Skinny ankels emerging from elastic banded sweatpants.  A farmer's tan that never faded.  Newspapers neatly stacked in the recycle basket.  A pimped out minivan in the driveway.  One of everything ever made, and two of some taking up the garage.  A sic-fi/fantasy book collection that rivals some bookstore's. A beard that could resemble Kenny Rogers, Santa Calus or Jerry Garcia.  A smile that showed life had been simultaneously full of heartache and joy.  Love that goes to the moon and back for the three of us kids.  A rough exterior hiding a gentle and loving heart, hurt too many times to count.  Desire to protect loved ones from anything and everything no matter the cost.  

Papa was not perfect.  He told me regularly that he didn't want me to end up like him.  Some apples don't fall far from the tree...I'm the one the tree couldn't shake.  He knew I was in for a tough life if I followed in his path as I was set to do...but that's a different story...

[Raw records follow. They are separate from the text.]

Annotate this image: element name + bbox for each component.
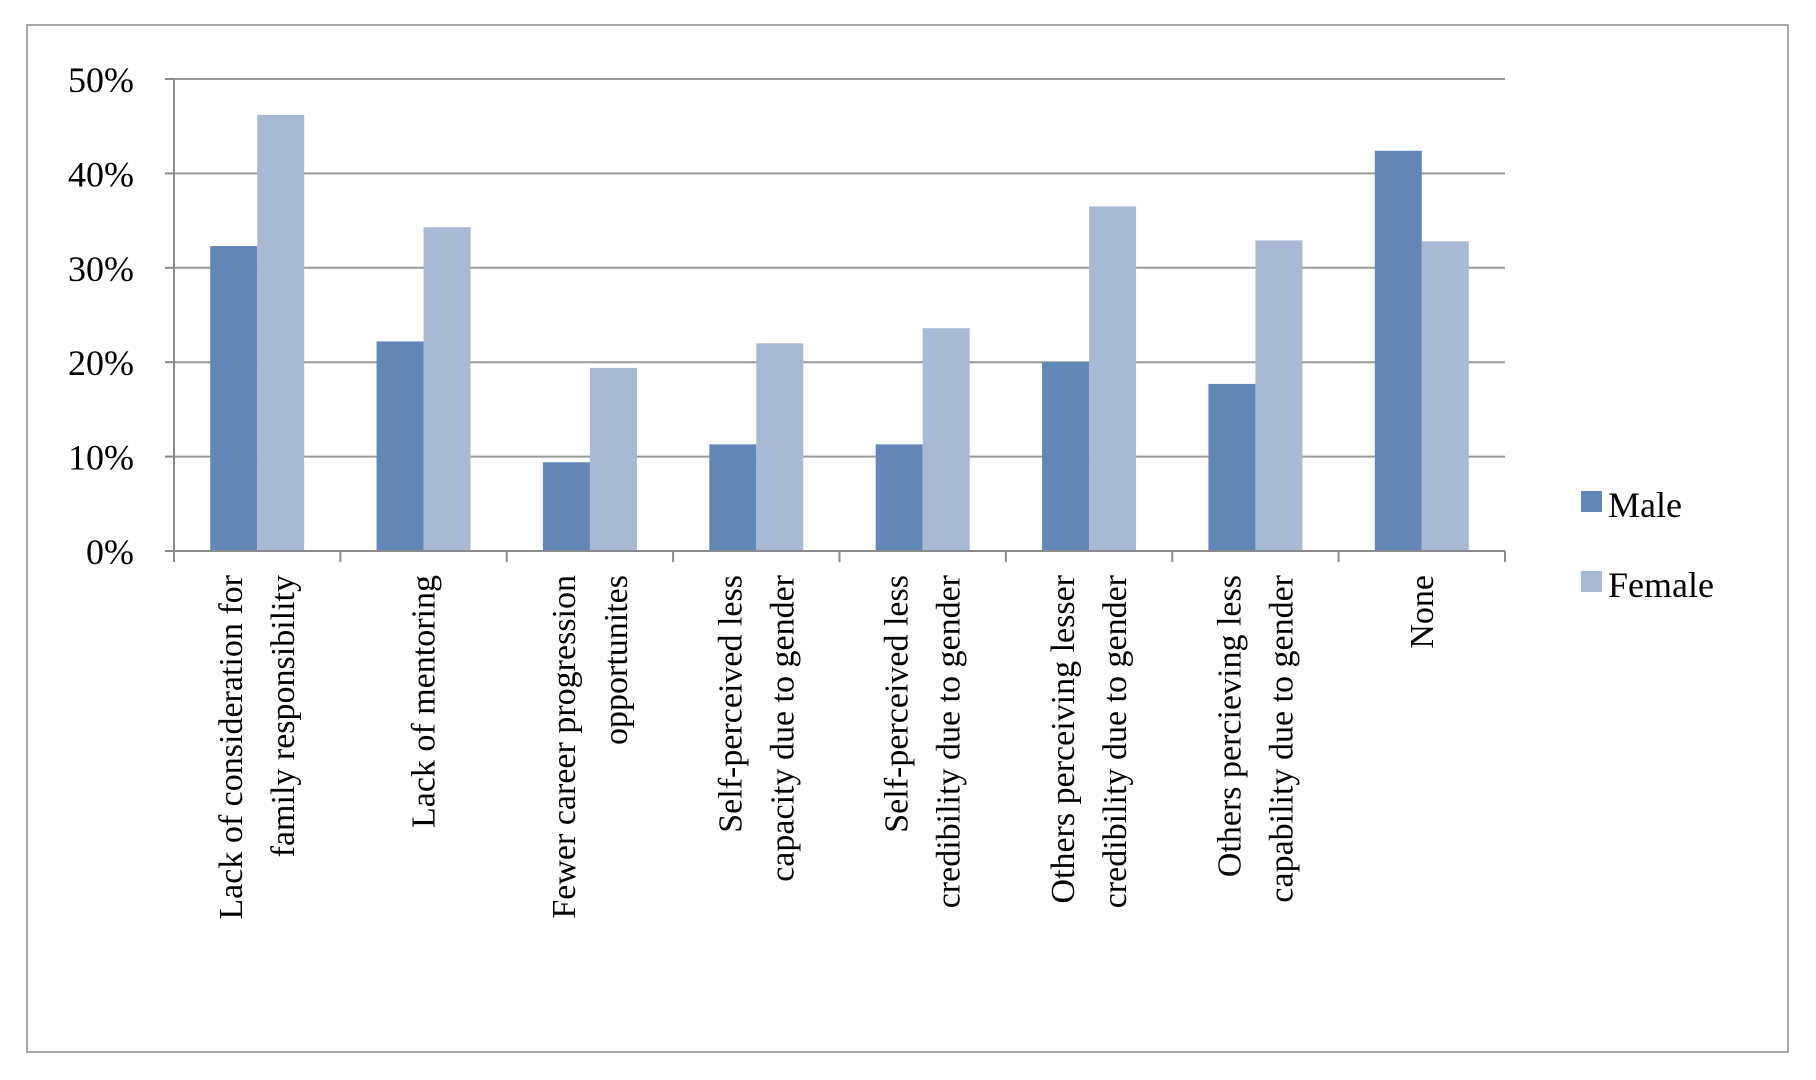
x-category-label: Self-perceived less	[712, 575, 749, 833]
x-category-label: credibility due to gender	[1097, 574, 1134, 908]
bar-male	[709, 444, 757, 551]
x-category-label: capacity due to gender	[764, 574, 801, 881]
y-tick-label: 10%	[68, 438, 134, 478]
y-axis-tick-labels: 0% 10% 20% 30% 40% 50%	[68, 60, 134, 572]
legend: Male Female	[1581, 485, 1714, 605]
bar-male	[542, 462, 590, 551]
bar-male	[875, 444, 923, 551]
y-tick-label: 0%	[86, 532, 134, 572]
x-category-label: credibility due to gender	[931, 574, 968, 908]
gridlines	[165, 78, 1505, 552]
x-category-label: Others perceiving lesser	[1045, 574, 1082, 903]
x-axis-category-labels: Lack of consideration for family responsi…	[213, 574, 1441, 919]
bar-male	[1208, 383, 1256, 551]
bar-female	[756, 343, 804, 551]
x-category-label: Fewer career progression	[546, 575, 583, 919]
y-tick-label: 40%	[68, 154, 134, 194]
y-tick-label: 50%	[68, 60, 134, 100]
bar-male	[1374, 150, 1422, 551]
bar-male	[376, 341, 424, 551]
bar-male	[1042, 362, 1090, 551]
x-category-label: Lack of mentoring	[406, 575, 443, 828]
y-tick-label: 30%	[68, 249, 134, 289]
x-category-label: Self-perceived less	[879, 575, 916, 833]
x-category-label: opportunites	[598, 575, 635, 745]
legend-swatch-female	[1581, 571, 1602, 592]
y-tick-label: 20%	[68, 343, 134, 383]
x-category-label: Lack of consideration for	[213, 574, 250, 919]
bar-female	[589, 367, 637, 551]
x-category-label: Others percieving less	[1211, 575, 1248, 877]
bar-female	[257, 114, 305, 551]
bar-female	[1255, 240, 1303, 551]
legend-label-male: Male	[1608, 485, 1682, 525]
x-category-label: None	[1404, 575, 1441, 649]
bar-female	[1421, 241, 1469, 552]
x-category-label: family responsibility	[265, 575, 302, 857]
bar-female	[423, 227, 471, 551]
bar-female	[1089, 206, 1137, 551]
x-category-label: capability due to gender	[1263, 574, 1300, 902]
bars	[210, 114, 1469, 552]
legend-swatch-male	[1581, 491, 1602, 512]
legend-label-female: Female	[1608, 565, 1714, 605]
axes	[173, 79, 1506, 562]
bar-female	[922, 328, 970, 551]
bar-male	[210, 246, 258, 551]
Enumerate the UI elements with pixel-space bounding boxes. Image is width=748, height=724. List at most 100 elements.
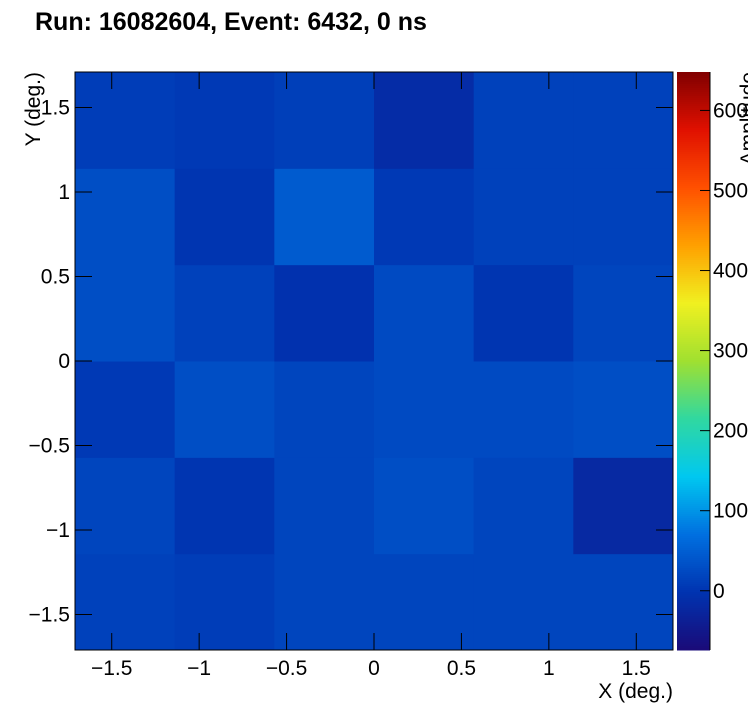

The days that followed Papa's death were agonizing.  As we sat to write the obituary, the phone rang and the caller asked for Papa.  I broke down and handed the phone to Mom.  This was going to be hard.

And it's still hard 10 years later.  Some people say time heals all wounds.  I disagree.  When you love someone deeply and unconditionally, all the time in the world won't erase the pain of that loss.

Today, I'll eat cake.  I'll cry a little.  And reminisce a lot.  I can't believe its been 10 years already, though somedays it feels like 100.

1 comment:

  1. Thinking of you today Linsey and praying for God's enduring comfort and you reminisce about your papa.